No sooner had she gone than Mrs Harris’s false good cheer disappeared and she became brusque in her manner. She said, ‘I will not tolerate any rudeness or cheek. I expect you to be quiet at mealtimes and to speak only when spoken to. Children should be seen and not heard and there is to be no swearing, shouting or running in the house. You must abide by all the dos and don’ts listed on the door of the cabinet in the kitchen or there’ll be trouble.’
My feeling of well-being dissipated as quickly as the smoke that drifted up from Mrs Harris’s seemingly ever-present cigarette. Not long afterwards, Jimmy, Donald, Thelma and Dot came in from school and I was introduced to them. I barely recognised Jimmy, who I had not seen for eighteen months, as he had grown a lot and was now a good-looking young lad. He had soft, light-brown hair that was combed back and parted on the left with a soft, wavy quiff topping his high forehead. Eighteen months is a long time at that age. Promising that he would look after me, he took me up to our bedroom to show me his toys and comics to take my
mind off Mam’s departure. I cried for a long time as we sat on the bed huddled together like a couple of street urchins. I felt lost and frightened in this strange, unfriendly and terrifyingly new place.
I was slow to settle in as I was very shy and I always felt ill at ease with the obsequious Donald, whom everyone called Ducky. He had clammy hands and shifty, darting eyes that always seemed to be watching me. Dot was a thin, droopy girl with short dark hair and a fringe cut just above her eyes. She seemed a bit dopey and slow-witted. I liked the congenial, lively and no-nonsense attitude of Thelma straight away and we got on well from the start. She was a good-looking, bright sort of girl with a small heart-shaped face and intelligent brown eyes.
When Mr Harris came home from work, I took to him immediately. He was a smallish man with muscular arms that had a thin covering of fine fair hairs. A smiling, ruddy-faced, down-to-earth man who smelled of soil and sweat. He said, ‘’Ow do, lad. Welcome to our ’umble abode. Mek yersel at ’ome and don’t be frightened ter ask for anything.’

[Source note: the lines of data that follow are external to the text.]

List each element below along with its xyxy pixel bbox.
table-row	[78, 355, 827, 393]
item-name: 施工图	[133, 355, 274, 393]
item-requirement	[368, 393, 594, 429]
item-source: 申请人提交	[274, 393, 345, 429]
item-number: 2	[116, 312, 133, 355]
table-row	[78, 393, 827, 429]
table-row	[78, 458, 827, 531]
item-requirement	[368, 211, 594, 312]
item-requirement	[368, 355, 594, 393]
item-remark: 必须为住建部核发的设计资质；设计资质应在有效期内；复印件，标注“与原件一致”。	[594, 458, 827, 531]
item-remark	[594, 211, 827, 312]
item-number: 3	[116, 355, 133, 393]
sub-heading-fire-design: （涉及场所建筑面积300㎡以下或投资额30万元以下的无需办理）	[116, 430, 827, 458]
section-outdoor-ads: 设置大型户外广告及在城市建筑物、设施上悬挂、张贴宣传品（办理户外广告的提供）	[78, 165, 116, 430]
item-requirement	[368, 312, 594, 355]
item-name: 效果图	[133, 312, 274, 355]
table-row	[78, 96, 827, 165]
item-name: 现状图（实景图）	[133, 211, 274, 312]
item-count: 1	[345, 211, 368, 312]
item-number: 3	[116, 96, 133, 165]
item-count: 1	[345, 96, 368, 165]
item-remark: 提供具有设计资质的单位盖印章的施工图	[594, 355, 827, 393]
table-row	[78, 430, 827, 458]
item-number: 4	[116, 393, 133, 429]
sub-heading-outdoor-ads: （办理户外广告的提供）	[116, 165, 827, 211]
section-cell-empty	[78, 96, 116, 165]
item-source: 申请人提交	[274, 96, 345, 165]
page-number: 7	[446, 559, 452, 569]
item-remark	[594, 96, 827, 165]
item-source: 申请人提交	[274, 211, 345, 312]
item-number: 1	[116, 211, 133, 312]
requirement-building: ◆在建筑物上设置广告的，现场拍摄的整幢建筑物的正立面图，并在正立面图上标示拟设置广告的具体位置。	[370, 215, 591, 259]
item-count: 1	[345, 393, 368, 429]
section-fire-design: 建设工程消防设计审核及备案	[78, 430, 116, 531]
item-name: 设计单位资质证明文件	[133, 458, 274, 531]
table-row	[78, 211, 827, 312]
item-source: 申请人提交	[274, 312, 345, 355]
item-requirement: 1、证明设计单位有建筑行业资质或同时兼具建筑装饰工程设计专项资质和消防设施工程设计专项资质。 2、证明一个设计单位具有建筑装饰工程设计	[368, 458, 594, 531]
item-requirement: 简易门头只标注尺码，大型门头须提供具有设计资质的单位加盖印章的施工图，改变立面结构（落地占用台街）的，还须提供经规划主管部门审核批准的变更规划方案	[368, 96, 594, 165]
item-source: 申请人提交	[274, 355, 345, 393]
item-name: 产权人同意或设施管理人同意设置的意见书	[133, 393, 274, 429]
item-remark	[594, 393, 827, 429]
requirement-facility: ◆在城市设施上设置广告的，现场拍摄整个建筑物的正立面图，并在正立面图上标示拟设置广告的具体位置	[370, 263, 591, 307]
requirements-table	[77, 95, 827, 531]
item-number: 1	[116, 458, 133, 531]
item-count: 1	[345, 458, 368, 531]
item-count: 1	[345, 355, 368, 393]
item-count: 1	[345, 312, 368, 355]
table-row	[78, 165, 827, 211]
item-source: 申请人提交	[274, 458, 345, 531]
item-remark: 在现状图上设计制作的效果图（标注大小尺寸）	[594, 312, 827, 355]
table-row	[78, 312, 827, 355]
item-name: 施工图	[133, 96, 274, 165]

Wives always gave the working men the largest portions in those days and they were all hungry, tucking in to a meal of rabbit stew and dumplings with thick slices of crusty bread. I picked and fiddled with my food as I didn’t like the tiny bones in it and my shyness and the strangeness of my surroundings had taken the edge off my normally healthy appetite. There was only room for the two adults and the two big girls on the home-made, wooden side benches, so Ducky, Jimmy and I sat, squashed together, on the bench at the front of the table. Mrs Harris was not given to kind words and she always seemed to wear an expression of displeasure and was very strict. She made it crystal clear that the house, and particularly our bedrooms, were to be kept neat and tidy at all times, saying, ‘I’m not here to run after you lot or to pick up your discarded clothes,’ before adding, ‘and Jimmy you had better keep John right or you’ll have me to answer to.’